POWER TOOLS
Last weekend I liberated myself from toil, cast aside romantic notions and joined the ranks of bona fide suburbanites. I used an electric hedge trimmer for the first time.
What compelled me to cross this domestic Rubicon? I finally realized that I was completely overmatched in my ongoing battle with the overgrown privet hedge that bounds my front yard on three sides.
When we moved into the house, we loved the hedge because it provided all the privacy of a fence at none of the cost. At least we thought so at the time. In reality, I pay handsomely every time the privet needs a haircut.
For the past eleven years I have done the trimming with a well-sharpened pair of hedge shears. This is a time-honored tradition that makes me think of my English ancestors, not to mention the many generations of estate gardeners who have labored in the service of perfect hedges.
Pruning my privet by hand was a slow, steady, contemplative process. It made me feel at one with nature and was so quiet that I could start in the morning while the neighbors were still asleep without fear of someone calling the police about the noise. And starting that early was a good idea, because doing the hedging all at once took all day. I never had a full day to devote to the chore, so for years I dealt with the large time commitment by shearing the privet in small increments of fifteen or twenty minutes each over the space of several weeks. The downside of this method was that by the time I finished the entire hedge, it was time to start all over again.
My husband has long disdained the hand clippers in favor of the electric hedge trimmer. But he is a man, and men seem to revel in power tools, so I ignored him. The problem is that he didn’t revel in the hedge trimmer often enough to keep the hedges under control. I sheared various parts of the hedge regularly, but the continuous efforts left me with very little time to work with my beds and borders. Resentment was taking root in my soul. People have divorced over less, but I decided that instead of either clipping constantly or nagging incessantly, I would try using the hedge trimmer.

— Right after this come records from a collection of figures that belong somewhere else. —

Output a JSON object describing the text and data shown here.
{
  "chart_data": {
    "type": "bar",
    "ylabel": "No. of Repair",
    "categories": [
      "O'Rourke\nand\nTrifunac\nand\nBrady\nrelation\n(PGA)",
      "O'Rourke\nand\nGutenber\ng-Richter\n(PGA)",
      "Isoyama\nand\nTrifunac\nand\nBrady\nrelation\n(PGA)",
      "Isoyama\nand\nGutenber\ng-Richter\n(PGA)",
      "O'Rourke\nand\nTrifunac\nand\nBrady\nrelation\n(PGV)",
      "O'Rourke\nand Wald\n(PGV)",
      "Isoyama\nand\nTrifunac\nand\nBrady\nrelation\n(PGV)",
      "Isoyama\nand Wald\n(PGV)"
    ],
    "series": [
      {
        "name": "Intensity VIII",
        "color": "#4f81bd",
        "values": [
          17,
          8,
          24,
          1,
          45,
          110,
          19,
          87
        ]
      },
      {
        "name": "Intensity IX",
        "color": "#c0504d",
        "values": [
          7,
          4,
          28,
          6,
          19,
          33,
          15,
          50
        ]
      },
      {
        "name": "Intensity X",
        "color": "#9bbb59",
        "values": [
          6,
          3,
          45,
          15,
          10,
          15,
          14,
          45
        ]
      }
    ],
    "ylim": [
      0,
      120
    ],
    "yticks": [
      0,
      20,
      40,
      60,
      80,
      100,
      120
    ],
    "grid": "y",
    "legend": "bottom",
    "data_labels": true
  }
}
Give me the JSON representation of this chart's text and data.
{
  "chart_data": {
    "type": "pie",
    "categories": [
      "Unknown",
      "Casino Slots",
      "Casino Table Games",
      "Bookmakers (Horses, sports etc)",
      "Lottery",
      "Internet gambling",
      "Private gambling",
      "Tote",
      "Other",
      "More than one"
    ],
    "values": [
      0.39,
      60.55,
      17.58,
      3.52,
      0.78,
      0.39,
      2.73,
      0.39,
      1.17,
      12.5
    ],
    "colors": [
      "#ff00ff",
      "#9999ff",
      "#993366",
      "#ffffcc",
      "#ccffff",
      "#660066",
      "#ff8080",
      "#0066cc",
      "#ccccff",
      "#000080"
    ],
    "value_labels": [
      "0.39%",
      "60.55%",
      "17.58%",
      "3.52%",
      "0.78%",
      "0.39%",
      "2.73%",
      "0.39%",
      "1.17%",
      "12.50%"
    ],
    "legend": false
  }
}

I am not afraid of all power tools, having conquered that phobia years ago with the electric string trimmer. In fact, all I need is a long cord and I can take care of all the small spaces and sidewalk edges on the property in no time. I have changed the filament cartridge and cleaned the accumulated grass from the underside of the hood. When the old string trimmer gave up the ghost, I even picked out the new one by myself. The string trimmer and I get along well and when I wield it, I feel invincible. Besides, I grew up in a town where even the octogenarians used snow blowers and power mowers and at least twenty people on every block owned chainsaws. Intellectually I have always known that there is nothing to fear from the combination of yard tools and gas or electricity.
But I never liked those chainsaws and for my money, the hedge trimmer looked a bit too much like a chainsaw. I have also had rather poor balance since childhood and I am convinced that it’s a lot easier to maim yourself by combining a ladder and a power hedge trimmer than a ladder and a hand tool.
Still, the sight of my neglected flowerbeds moved me to action. I got out the trusty long cord, plucked up my courage and the hedge trimmer and headed for the privet. Fortunately the trimmer was easy to operate, because the directions disappeared years ago. I made the happy discovery that it had less recoil than a rifle and less ear-splitting noise than a leaf blower. After doing nothing but holding onto the revving trimmer for a few minutes, I felt that I could control it. I attacked the privet. The overgrown branches began melting away and much to my surprise I didn’t develop vertigo and fall off the ladder. Within twenty minutes I had finished a whole side of the hedge, something that would have taken me days of incremental work with the shears. I began to have dreams of using the trimmer to prune the hedge roses, abelia, lilacs and everything else on the property over two feet tall. I entertained the notion of sculpting topiaries in the front yard. Fortunately I only have one extra-long cord. If not for that, I probably would have taken on the whole neighborhood–even the barberry bushes and the long-haired high school boys who lounge down by the train trestle.
There is probably some kind of support group for people who are afraid of power tools. Happily, I won’t need it. A few more hedge trimming sessions and the power trimmer will be like an extension of my arm. Next fall, I may even think about a snow blower.